Austrian Athletics Championships
- Sport: Track and field
- Founded: 1911
- Country: Austria

= Austrian Athletics Championships =

Annual outdoor track and field competition

The Austrian Athletics Championships is an annual outdoor track and field competition organised by the Austrian Athletics Federation, which serves as the national championship for the sport in Austria.

The competition was first held in 1911 and women's events were included shortly after in 1918. Separate annual championship events are held for cross country running, road running and racewalking events. There is also an Austrian Indoor Athletics Championships.

==Events==
The competition programme features a total of 38 individual Austrian Championship athletics events, 19 for men and 19 for women. For each of the sexes, there are seven track running events, three obstacle events, four jumps, four throws, and one combined track and field event.

- Track running
- 100 metres, 200 metres, 400 metres, 800 metres, 1500 metres, 5000 metres, 10,000 metres
- Obstacle events
- 100 metres hurdles (women only), 110 metres hurdles (men only), 400 metres hurdles, 3000 metres steeplechase
- Jumping events
- Pole vault, high jump, long jump, triple jump
- Throwing events
- Shot put, discus throw, javelin throw, hammer throw
- Combined events
- Decathlon (men only), Heptathlon (women only)

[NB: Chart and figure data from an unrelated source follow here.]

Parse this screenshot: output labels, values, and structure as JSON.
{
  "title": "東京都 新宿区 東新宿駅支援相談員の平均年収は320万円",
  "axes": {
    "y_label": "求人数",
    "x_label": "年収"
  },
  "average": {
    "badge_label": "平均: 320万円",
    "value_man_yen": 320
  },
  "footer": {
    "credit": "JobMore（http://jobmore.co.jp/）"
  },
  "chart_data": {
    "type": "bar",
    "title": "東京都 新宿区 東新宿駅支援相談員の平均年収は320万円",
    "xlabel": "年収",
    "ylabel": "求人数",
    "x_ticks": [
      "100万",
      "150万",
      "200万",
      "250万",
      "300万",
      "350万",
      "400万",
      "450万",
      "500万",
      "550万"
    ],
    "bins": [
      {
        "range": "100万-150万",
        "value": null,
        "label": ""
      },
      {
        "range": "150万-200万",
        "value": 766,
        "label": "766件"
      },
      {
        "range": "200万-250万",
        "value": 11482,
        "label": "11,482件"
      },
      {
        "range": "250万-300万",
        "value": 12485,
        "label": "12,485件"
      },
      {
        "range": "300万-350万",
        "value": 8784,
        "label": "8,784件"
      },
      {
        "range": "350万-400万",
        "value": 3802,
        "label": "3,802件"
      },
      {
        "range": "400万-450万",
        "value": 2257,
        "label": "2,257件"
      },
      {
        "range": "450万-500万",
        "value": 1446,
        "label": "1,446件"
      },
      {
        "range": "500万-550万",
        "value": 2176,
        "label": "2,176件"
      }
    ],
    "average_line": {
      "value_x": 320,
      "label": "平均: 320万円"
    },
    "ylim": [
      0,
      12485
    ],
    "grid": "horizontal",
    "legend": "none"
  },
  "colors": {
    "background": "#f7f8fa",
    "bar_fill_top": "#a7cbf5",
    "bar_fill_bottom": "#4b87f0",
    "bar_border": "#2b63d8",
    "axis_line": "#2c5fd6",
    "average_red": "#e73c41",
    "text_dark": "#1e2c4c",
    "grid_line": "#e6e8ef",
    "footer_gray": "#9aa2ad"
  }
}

A men's 200 metres hurdles was on the programme from 1961–65 and a men's pentathlon was also formerly contested, being dropped in 1973. The men's 10,000 metres race walk was a previously regular event that stopped after 1980.

The women's programme gradually expanded to match the men's. On the track, the 1500 metres was introduced in 1971, the 3000 metres in 1973, and the 10,000 m in 1985. The 3000 m was replaced by the international standard 5000 m in 1996. The heptathlon was first held in 1981, replacing the long-standing women's pentathlon as the standard combined event. A 400 m hurdles event was introduced in 1976. The women's field events reached parity with the men's after the addition of the triple jump in 1990, the pole vault in 1995 and the hammer throw in 1996. From the period 1990–2004 women competed in racewalking, but this was dropped later. The women's steeplechase was the last event to be added to the schedule, with women first competing in a national championship event in 2001.